Dendrite growth is a long-standing challenge that has limited the applications of rechargeable lithium metal electrodes. Here, we have developed a grand potential-based nonlinear phase-field model to study the electrodeposition of lithium as relevant for a lithium metal anode, using open-source software package MOOSE. The dynamic morphological evolution under a large/small overpotential is studied in two dimensions, revealing important dendrite growth/stable deposition patterns. The corresponding temporal–spatial distributions of ion concentration, overpotential, and driving force are studied, which demonstrate an intimate, dynamic competition between ion transport and electrochemical reactions, resulting in vastly different growth patterns. On the basis of the understanding from this model, we propose a “compositionally graded electrolyte” with higher local ion concentration as a way to potentially suppress dendrite formation. Given the importance of morphological evolution for lithium metal electrodes, widespread applications of phase-field models have been limited in part due to in-house or proprietary software.
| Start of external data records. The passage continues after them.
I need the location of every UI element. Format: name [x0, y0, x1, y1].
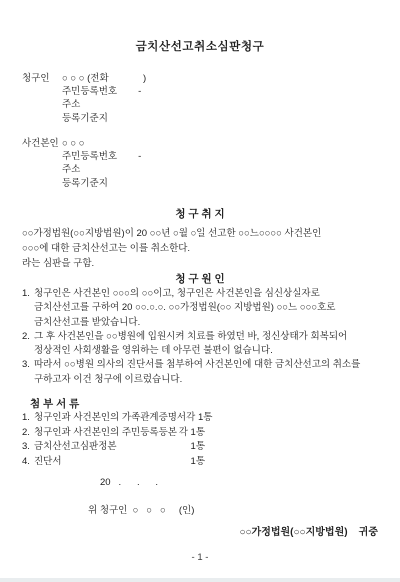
page-bottom-edge — [0, 578, 400, 582]
reason-number: 3. — [22, 358, 34, 387]
petitioner-resident-id: 주민등록번호 - — [22, 85, 146, 98]
reason-text: 청구인은 사건본인 ○○○의 ○○이고, 청구인은 사건본인을 심신상실자로 금… — [34, 287, 335, 330]
subject-address: 주소 — [22, 163, 141, 176]
reason-item: 1. 청구인은 사건본인 ○○○의 ○○이고, 청구인은 사건본인을 심신상실자… — [22, 287, 360, 330]
subject-block: 사건본인○ ○ ○ 주민등록번호 - 주소 등록기준지 — [22, 137, 141, 190]
attachment-item: 1. 청구인과 사건본인의 가족관계증명서 각 1통 — [22, 411, 205, 426]
attachment-item: 4. 진단서 1통 — [22, 455, 205, 470]
petitioner-name: ○ ○ ○ (전화 ) — [62, 73, 146, 84]
petitioner-address: 주소 — [22, 98, 146, 111]
court-recipient: ○○가정법원(○○지방법원) 귀중 — [239, 523, 378, 538]
subject-name: ○ ○ ○ — [62, 138, 85, 149]
reason-text: 따라서 ○○병원 의사의 진단서를 첨부하여 사건본인에 대한 금치산선고의 취… — [34, 358, 360, 387]
claim-line: 라는 심판을 구함. — [22, 256, 386, 271]
attachment-name: 청구인과 사건본인의 주민등록등본 — [34, 426, 179, 441]
reason-item: 2. 그 후 사건본인을 ○○병원에 입원시켜 치료를 하였던 바, 정신상태가… — [22, 330, 360, 359]
reasons-list: 1. 청구인은 사건본인 ○○○의 ○○이고, 청구인은 사건본인을 심신상실자… — [22, 287, 360, 387]
petitioner-row: 청구인○ ○ ○ (전화 ) — [22, 72, 146, 85]
subject-row: 사건본인○ ○ ○ — [22, 137, 141, 150]
reason-text: 그 후 사건본인을 ○○병원에 입원시켜 치료를 하였던 바, 정신상태가 회복… — [34, 330, 347, 359]
attachment-count: 1통 — [191, 455, 205, 470]
attachment-item: 3. 금치산선고심판정본 1통 — [22, 440, 205, 455]
page-number: - 1 - — [0, 552, 400, 563]
petitioner-block: 청구인○ ○ ○ (전화 ) 주민등록번호 - 주소 등록기준지 — [22, 72, 146, 125]
reasons-heading: 청 구 원 인 — [0, 271, 400, 286]
attachment-number: 4. — [22, 455, 34, 470]
attachment-number: 2. — [22, 426, 34, 441]
signer-line: 위 청구인 ○ ○ ○ (인) — [88, 502, 194, 516]
attachment-name: 진단서 — [34, 455, 191, 470]
date-line: 20 . . . — [100, 477, 158, 488]
subject-resident-id: 주민등록번호 - — [22, 150, 141, 163]
attachment-count: 1통 — [191, 440, 205, 455]
reason-item: 3. 따라서 ○○병원 의사의 진단서를 첨부하여 사건본인에 대한 금치산선고… — [22, 358, 360, 387]
attachment-name: 금치산선고심판정본 — [34, 440, 191, 455]
petitioner-label: 청구인 — [22, 72, 62, 85]
claim-body: ○○가정법원(○○지방법원)이 20 ○○년 ○월 ○일 선고한 ○○느○○○○… — [22, 226, 386, 271]
attachment-name: 청구인과 사건본인의 가족관계증명서 — [34, 411, 186, 426]
attachments-list: 1. 청구인과 사건본인의 가족관계증명서 각 1통 2. 청구인과 사건본인의… — [22, 411, 205, 469]
claim-heading: 청 구 취 지 — [0, 206, 400, 221]
attachment-item: 2. 청구인과 사건본인의 주민등록등본 각 1통 — [22, 426, 205, 441]
reason-number: 2. — [22, 330, 34, 359]
attachment-number: 3. — [22, 440, 34, 455]
document-page: 금치산선고취소심판청구 청구인○ ○ ○ (전화 ) 주민등록번호 - 주소 등… — [0, 0, 400, 582]
attachment-number: 1. — [22, 411, 34, 426]
subject-registry-base: 등록기준지 — [22, 177, 141, 190]
petitioner-registry-base: 등록기준지 — [22, 112, 146, 125]
subject-label: 사건본인 — [22, 137, 62, 150]
attachments-heading: 첨 부 서 류 — [30, 396, 79, 411]
claim-line: ○○가정법원(○○지방법원)이 20 ○○년 ○월 ○일 선고한 ○○느○○○○… — [22, 226, 386, 241]
reason-number: 1. — [22, 287, 34, 330]
attachment-count: 각 1통 — [186, 411, 212, 426]
document-title: 금치산선고취소심판청구 — [0, 38, 400, 54]
attachment-count: 각 1통 — [179, 426, 205, 441]
claim-line: ○○○에 대한 금치산선고는 이를 취소한다. — [22, 241, 386, 256]
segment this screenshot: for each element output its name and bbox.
In order to spur growth of this field, we make all files available to enable future studies to study the many unsolved aspects related to morphology evolution of lithium metal electrodes.

中文翻译：

---

开源软件对锂枝晶生长的相场模拟

树突生长是一项长期的挑战，它限制了可充电锂金属电极的应用。在这里，我们使用开源软件包MOOSE，开发了一个基于宏电位的非线性相场模型来研究与锂金属阳极相关的锂电沉积。在二维上研究了大/小超电势下的动态形态演化，揭示了重要的枝晶生长/稳定的沉积模式。研究了离子浓度，超电势和驱动力的相应时空分布，结果表明离子迁移与电化学反应之间存在密切的动态竞争，从而导致了截然不同的生长方式。根据对模型的了解，我们提出了一种具有较高局部离子浓度的“成分梯度电解质”，以潜在地抑制枝晶形成。考虑到形态演变对锂金属电极的重要性，由于内部或专有软件的存在，相场模型的广泛应用受到了限制。为了促进该领域的发展，我们提供了所有文件，以使将来的研究能够研究与锂金属电极的形态演变有关的许多未解决的方面。